Сам дом — трехэтажный особняк красного кирпича стоял в центре двора. С разных сторон кирпичной ограды на него целились камеры видеонаблюдения, крыльцо представляло собой открытую веранду, где летом легко можно было устроить чаепитие для большой семьи. Даже в этом районе престижа и броского благополучия дом госпожи Зарайской вздымался над другими красной черепичной крышей, из которой геометрически выверено поднималась прямоугольная вытяжка то ли камина, то ли кухни. «Сколько стоит содержать такую махину?», невольно озадачился Словцов. Ему предстояло войти в совсем другой мир.
У ворот машину встретил другой охранник.
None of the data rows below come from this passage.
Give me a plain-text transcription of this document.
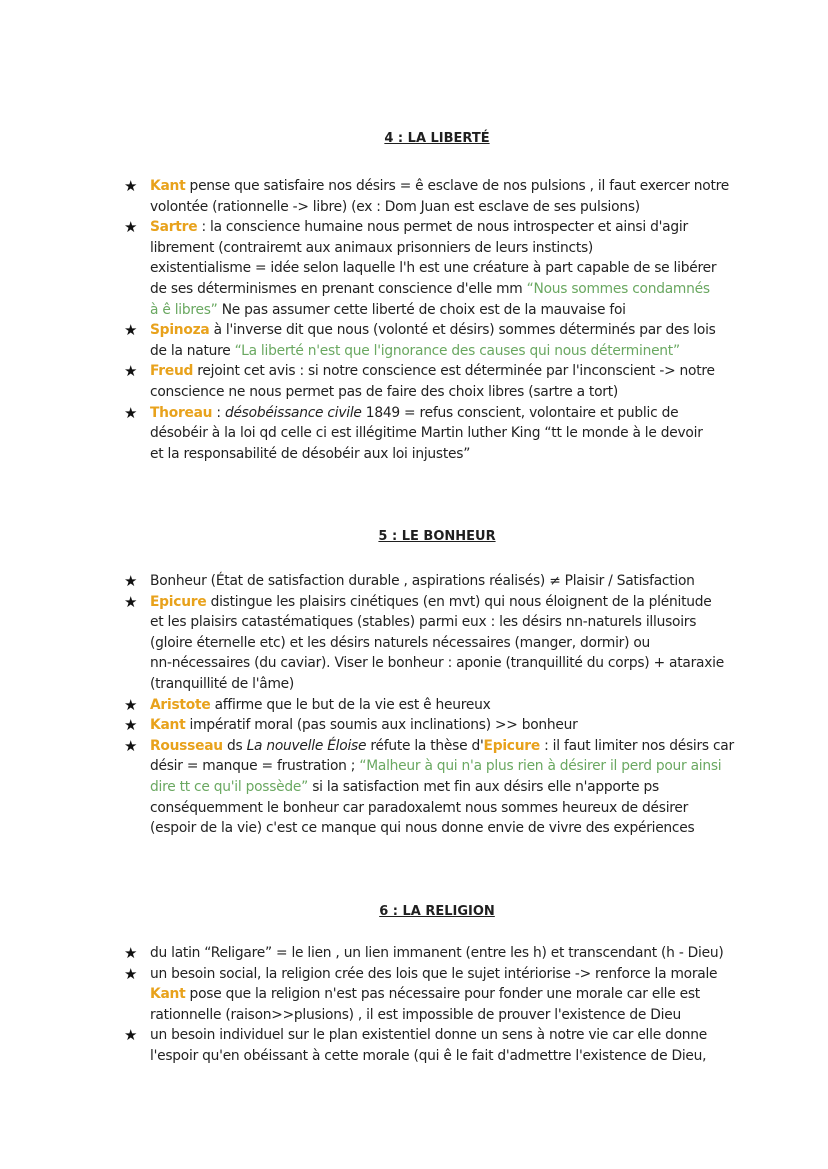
4 : LA LIBERTÉ
★ Kant pense que satisfaire nos désirs = ê esclave de nos pulsions , il faut exercer notre
volontée (rationnelle -> libre) (ex : Dom Juan est esclave de ses pulsions)
★ Sartre : la conscience humaine nous permet de nous introspecter et ainsi d'agir
librement (contrairemt aux animaux prisonniers de leurs instincts)
existentialisme = idée selon laquelle l'h est une créature à part capable de se libérer
de ses déterminismes en prenant conscience d'elle mm “Nous sommes condamnés
à ê libres” Ne pas assumer cette liberté de choix est de la mauvaise foi
★ Spinoza à l'inverse dit que nous (volonté et désirs) sommes déterminés par des lois
de la nature “La liberté n'est que l'ignorance des causes qui nous déterminent”
★ Freud rejoint cet avis : si notre conscience est déterminée par l'inconscient -> notre
conscience ne nous permet pas de faire des choix libres (sartre a tort)
★ Thoreau : désobéissance civile 1849 = refus conscient, volontaire et public de
désobéir à la loi qd celle ci est illégitime Martin luther King “tt le monde à le devoir
et la responsabilité de désobéir aux loi injustes”
5 : LE BONHEUR
★ Bonheur (État de satisfaction durable , aspirations réalisés) ≠ Plaisir / Satisfaction
★ Epicure distingue les plaisirs cinétiques (en mvt) qui nous éloignent de la plénitude
et les plaisirs catastématiques (stables) parmi eux : les désirs nn-naturels illusoirs
(gloire éternelle etc) et les désirs naturels nécessaires (manger, dormir) ou
nn-nécessaires (du caviar). Viser le bonheur : aponie (tranquillité du corps) + ataraxie
(tranquillité de l'âme)
★ Aristote affirme que le but de la vie est ê heureux
★ Kant impératif moral (pas soumis aux inclinations) >> bonheur
★ Rousseau ds La nouvelle Éloise réfute la thèse d'Epicure : il faut limiter nos désirs car
désir = manque = frustration ; “Malheur à qui n'a plus rien à désirer il perd pour ainsi
dire tt ce qu'il possède” si la satisfaction met fin aux désirs elle n'apporte ps
conséquemment le bonheur car paradoxalemt nous sommes heureux de désirer
(espoir de la vie) c'est ce manque qui nous donne envie de vivre des expériences
6 : LA RELIGION
★ du latin “Religare” = le lien , un lien immanent (entre les h) et transcendant (h - Dieu)
★ un besoin social, la religion crée des lois que le sujet intériorise -> renforce la morale
Kant pose que la religion n'est pas nécessaire pour fonder une morale car elle est
rationnelle (raison>>plusions) , il est impossible de prouver l'existence de Dieu
★ un besoin individuel sur le plan existentiel donne un sens à notre vie car elle donne
l'espoir qu'en obéissant à cette morale (qui ê le fait d'admettre l'existence de Dieu,
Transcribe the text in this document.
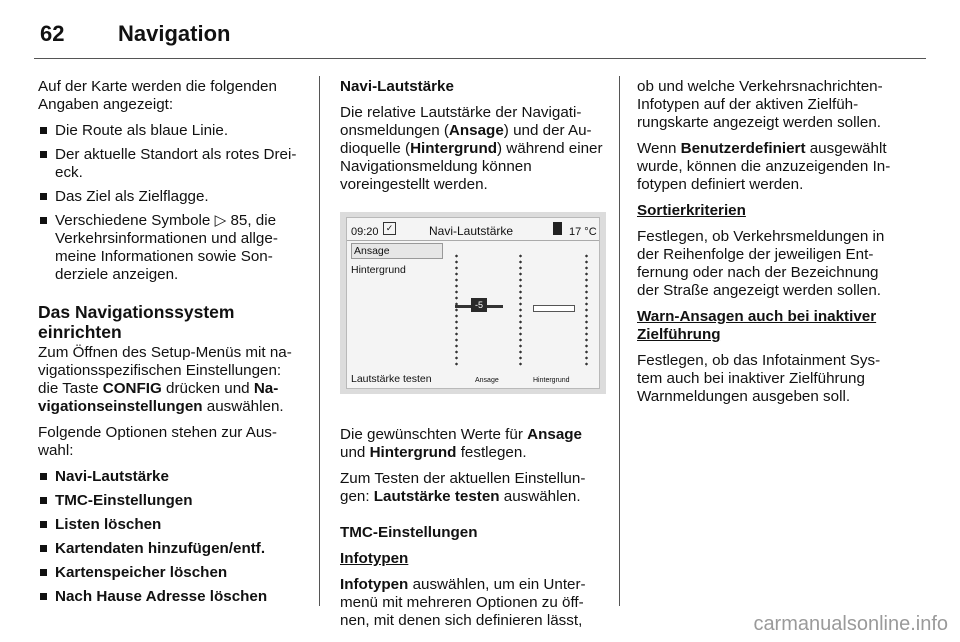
62	Navigation

Auf der Karte werden die folgenden Angaben angezeigt:

Die Route als blaue Linie.
Der aktuelle Standort als rotes Drei-eck.
Das Ziel als Zielflagge.
Verschiedene Symbole ▷ 85, die Verkehrsinformationen und allge-meine Informationen sowie Son-derziele anzeigen.
Das Navigationssystem einrichten

Zum Öffnen des Setup-Menüs mit na-vigationsspezifischen Einstellungen: die Taste CONFIG drücken und Na-vigationseinstellungen auswählen.

Folgende Optionen stehen zur Aus-wahl:

Navi-Lautstärke
TMC-Einstellungen
Listen löschen
Kartendaten hinzufügen/entf.
Kartenspeicher löschen
Nach Hause Adresse löschen

Navi-Lautstärke

Die relative Lautstärke der Navigati-onsmeldungen (Ansage) und der Au-dioquelle (Hintergrund) während einer Navigationsmeldung können voreingestellt werden.

09:20 ✓	Navi-Lautstärke	17 °C
Ansage
Hintergrund
Lautstärke testen
-5
Ansage	Hintergrund

Die gewünschten Werte für Ansage und Hintergrund festlegen.

Zum Testen der aktuellen Einstellun-gen: Lautstärke testen auswählen.

TMC-Einstellungen

Infotypen

Infotypen auswählen, um ein Unter-menü mit mehreren Optionen zu öff-nen, mit denen sich definieren lässt,

ob und welche Verkehrsnachrichten-Infotypen auf der aktiven Zielfüh-rungskarte angezeigt werden sollen.

Wenn Benutzerdefiniert ausgewählt wurde, können die anzuzeigenden In-fotypen definiert werden.

Sortierkriterien

Festlegen, ob Verkehrsmeldungen in der Reihenfolge der jeweiligen Ent-fernung oder nach der Bezeichnung der Straße angezeigt werden sollen.

Warn-Ansagen auch bei inaktiver Zielführung

Festlegen, ob das Infotainment Sys-tem auch bei inaktiver Zielführung Warnmeldungen ausgeben soll.

carmanualsonline.info
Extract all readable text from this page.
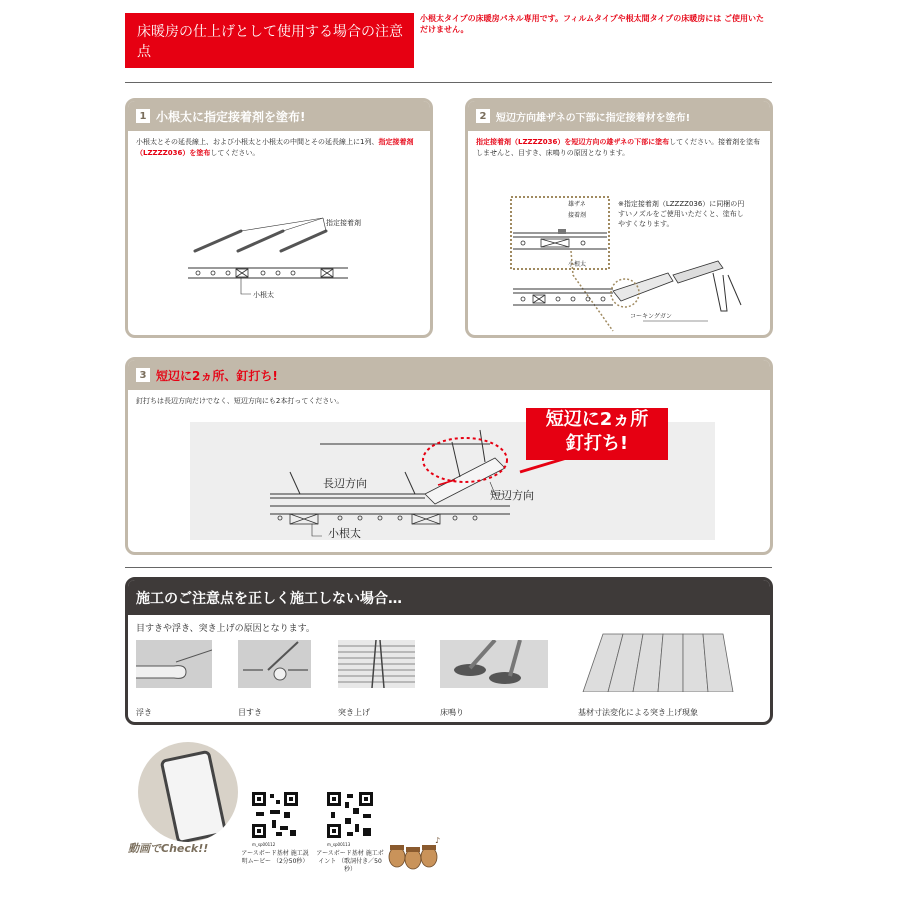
床暖房の仕上げとして使用する場合の注意点
小根太タイプの床暖房パネル専用です。フィルムタイプや根太間タイプの床暖房には ご使用いただけません。
1 小根太に指定接着剤を塗布!
小根太とその延長線上、および小根太と小根太の中間とその延長線上に1列、指定接着剤（LZZZZ036）を塗布してください。
指定接着剤
小根太
2 短辺方向雄ザネの下部に指定接着材を塗布!
指定接着剤（LZZZZ036）を短辺方向の雄ザネの下部に塗布してください。接着剤を塗布しませんと、目すき、床鳴りの原因となります。
雄ザネ
接着剤
小根太
コーキングガン
※指定接着剤（LZZZZ036）に同梱の円すいノズルをご使用いただくと、塗布しやすくなります。
3 短辺に2ヵ所、釘打ち!
釘打ちは長辺方向だけでなく、短辺方向にも2本打ってください。
長辺方向
短辺方向
小根太
短辺に2ヵ所
釘打ち!
施工のご注意点を正しく施工しない場合…
目すきや浮き、突き上げの原因となります。
浮き	目すき	突き上げ	床鳴り	基材寸法変化による突き上げ現象
動画でCheck!!	m_sp00112
アースボード基材 施工説明ムービー （2分50秒）
m_sp00113
アースボード基材 施工ポイント （歌詞付き／50秒）
♪
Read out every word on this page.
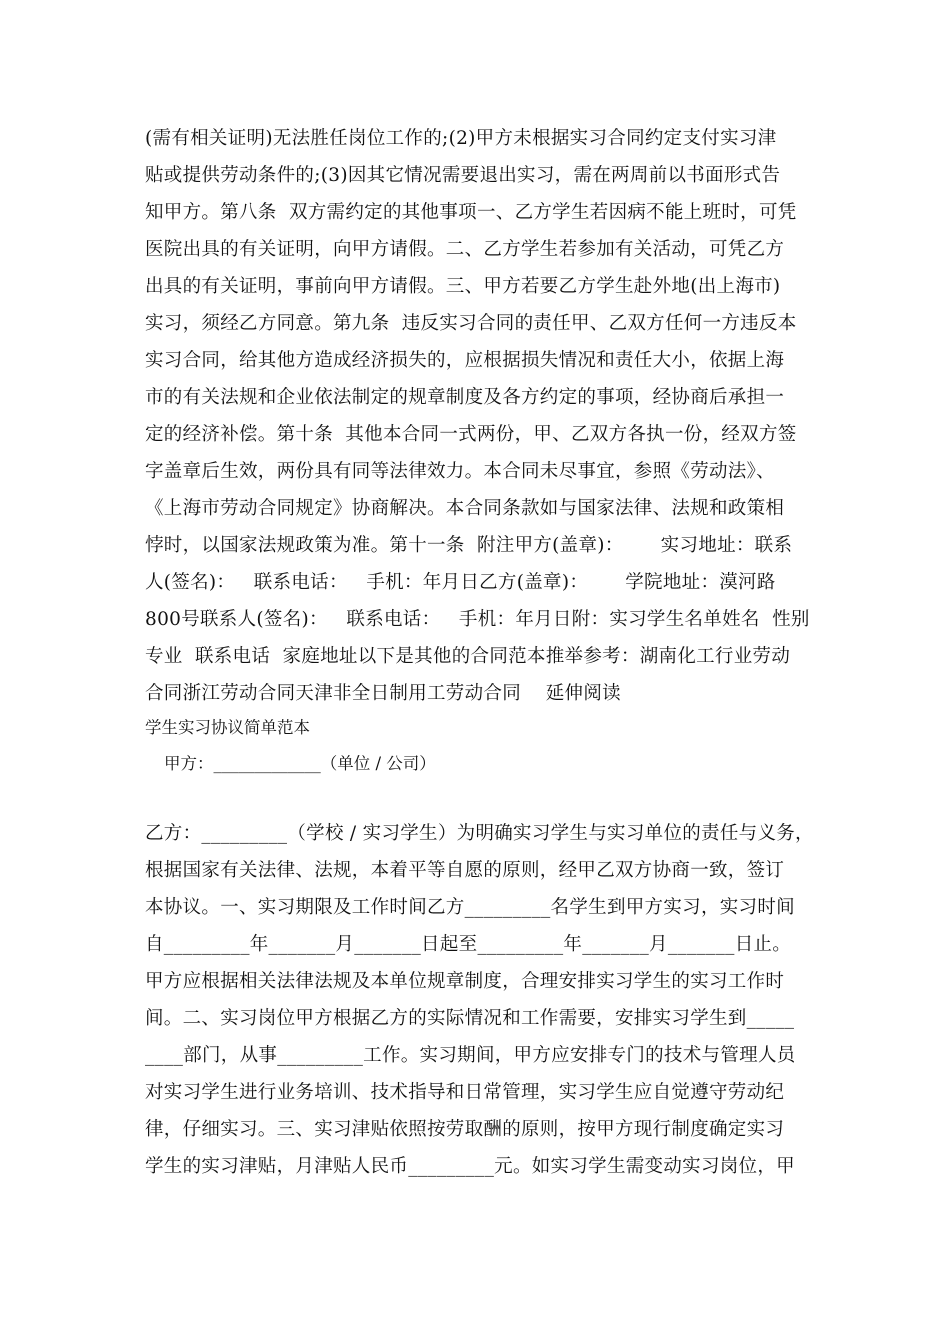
(需有相关证明)无法胜任岗位工作的;(2)甲方未根据实习合同约定支付实习津
贴或提供劳动条件的;(3)因其它情况需要退出实习，需在两周前以书面形式告
知甲方。第八条  双方需约定的其他事项一、乙方学生若因病不能上班时，可凭
医院出具的有关证明，向甲方请假。二、乙方学生若参加有关活动，可凭乙方
出具的有关证明，事前向甲方请假。三、甲方若要乙方学生赴外地(出上海市)
实习，须经乙方同意。第九条  违反实习合同的责任甲、乙双方任何一方违反本
实习合同，给其他方造成经济损失的，应根据损失情况和责任大小，依据上海
市的有关法规和企业依法制定的规章制度及各方约定的事项，经协商后承担一
定的经济补偿。第十条  其他本合同一式两份，甲、乙双方各执一份，经双方签
字盖章后生效，两份具有同等法律效力。本合同未尽事宜，参照《劳动法》、
《上海市劳动合同规定》协商解决。本合同条款如与国家法律、法规和政策相
悖时，以国家法规政策为准。第十一条  附注甲方(盖章)：      实习地址：联系
人(签名)：   联系电话：   手机：年月日乙方(盖章)：      学院地址：漠河路
800号联系人(签名)：   联系电话：   手机：年月日附：实习学生名单姓名  性别
专业  联系电话  家庭地址以下是其他的合同范本推举参考：湖南化工行业劳动
合同浙江劳动合同天津非全日制用工劳动合同    延伸阅读
学生实习协议简单范本
甲方：_____________（单位 / 公司）
乙方：_________（学校 / 实习学生）为明确实习学生与实习单位的责任与义务，
根据国家有关法律、法规，本着平等自愿的原则，经甲乙双方协商一致，签订
本协议。一、实习期限及工作时间乙方_________名学生到甲方实习，实习时间
自_________年_______月_______日起至_________年_______月_______日止。
甲方应根据相关法律法规及本单位规章制度，合理安排实习学生的实习工作时
间。二、实习岗位甲方根据乙方的实际情况和工作需要，安排实习学生到_____
____部门，从事_________工作。实习期间，甲方应安排专门的技术与管理人员
对实习学生进行业务培训、技术指导和日常管理，实习学生应自觉遵守劳动纪
律，仔细实习。三、实习津贴依照按劳取酬的原则，按甲方现行制度确定实习
学生的实习津贴，月津贴人民币_________元。如实习学生需变动实习岗位，甲
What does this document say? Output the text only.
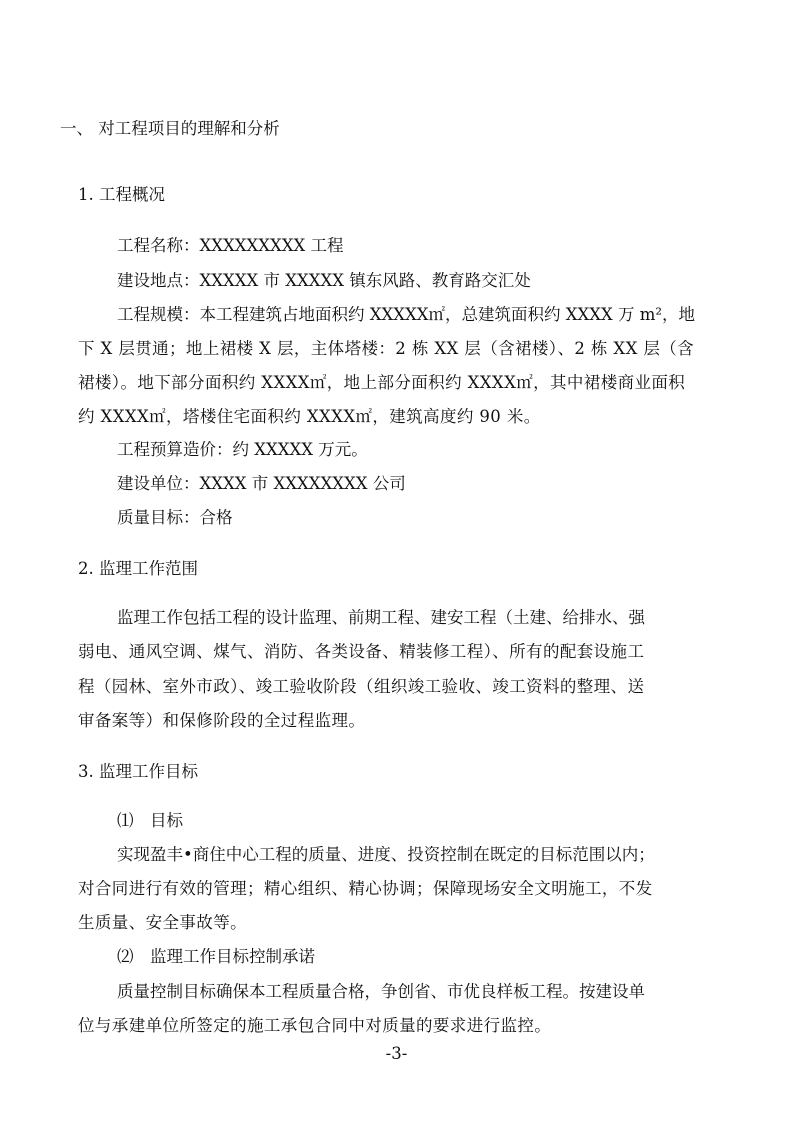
一、 对工程项目的理解和分析
1. 工程概况
工程名称：XXXXXXXXX 工程
建设地点：XXXXX 市 XXXXX 镇东风路、教育路交汇处
工程规模：本工程建筑占地面积约 XXXXX㎡，总建筑面积约 XXXX 万 m²，地
下 X 层贯通；地上裙楼 X 层，主体塔楼：2 栋 XX 层（含裙楼）、2 栋 XX 层（含
裙楼）。地下部分面积约 XXXX㎡，地上部分面积约 XXXX㎡，其中裙楼商业面积
约 XXXX㎡，塔楼住宅面积约 XXXX㎡，建筑高度约 90 米。
工程预算造价：约 XXXXX 万元。
建设单位：XXXX 市 XXXXXXXX 公司
质量目标：合格
2. 监理工作范围
监理工作包括工程的设计监理、前期工程、建安工程（土建、给排水、强
弱电、通风空调、煤气、消防、各类设备、精装修工程）、所有的配套设施工
程（园林、室外市政）、竣工验收阶段（组织竣工验收、竣工资料的整理、送
审备案等）和保修阶段的全过程监理。
3. 监理工作目标
⑴　目标
实现盈丰•商住中心工程的质量、进度、投资控制在既定的目标范围以内；
对合同进行有效的管理；精心组织、精心协调；保障现场安全文明施工，不发
生质量、安全事故等。
⑵　监理工作目标控制承诺
质量控制目标确保本工程质量合格，争创省、市优良样板工程。按建设单
位与承建单位所签定的施工承包合同中对质量的要求进行监控。
-3-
Он перекинулся парой слов с Володей и внимательно осмотрел Словцова.
— Удачи, — подмигнул Володя, протягивая Павлу руку.
Было в его пожелании что-то неподдельно дружеское, и Павел с благодарностью принял рукопожатие.
— А книгу со стихами и автографом для моей Светланы как-нибудь сделаем? — смущаясь, попросил Володя.
— Обещаю, — заверил Словцов.
Володя нажал кнопку домофона, и на крыльце появилась молодая особа в ярко-красном спортивном костюме. Въедливым надменным взглядом она просверлила Павла насквозь и недовольная явным аскетическим видом поэта демонстративно повернулась к двери.
— Это друг Веры Сергеевны, — предупредил Володя.
— Да мне хоть папы римского, — не оборачиваясь, ответила девушка, потом вдруг остановилась, глухо хохотнула и всё же повернулась: — Его, случайно, не Пьер Ришар зовут? Очень похож на игрушку…
— Его зовут Павел Сергеевич, он, между прочим, поэт, — заметил Володя, подавая Словцову сумку из багажника.
— А, ну значит, будет оды нашей Шахине писать. Омар Хайям.
Словцов на всю эту словесную кутерьму никак не реагировал. Он сразу понял, что Лиза относится к той категории женщин, у которой виноваты все и вся, кроме них самих. Знает Омара Хайяма, уже неплохо. Между тем, она была красива, как девушка с обложки гламурного журнала. Высокая, стройная, порывистая… Двадцать восемь, от силы — тридцать лет. Надменности и холодности её взгляду подливали ярко-зелёные глаза. «Линзы у Лизы?», спросил себя Слолвцов в рифму. Тёмно-каштановые волосы были собраны на затылке роскошным хвостом, что, в свою очередь, подчеркивало спортивный стиль. «Боевая лошадка», оценил Павел.
В дом он входил с установкой ничему не удивляться, ни на что не реагировать, да и вообще как-то не вовремя возник вопрос о туалете, за что он проклинал свой разнеженный долгими созерцаниями организм.
Весьма длинная прихожая, идущая мимо дверей подсобок, выходила в гостиную в темно-зелёных тонах, в центре которой стоял низкий стеклянный стол, а на стенах умело и со вкусом размещались несколько натюрмортов и офортов. Мягкие кресла для посетителей под цвет стен, аудио и видео аппаратура хай класса, к одной из стен примыкал компактный, но весьма насыщенный экзотическими бутылками бар. Из гостиной вели четыре двери и лестница на второй этаж. На стене вдоль лестничного марша ступенями поднимались фотографии одного и того же природного ландшафта во все сезоны, при всякой погоде, в разное время суток. Выглядел такой ход оригинально.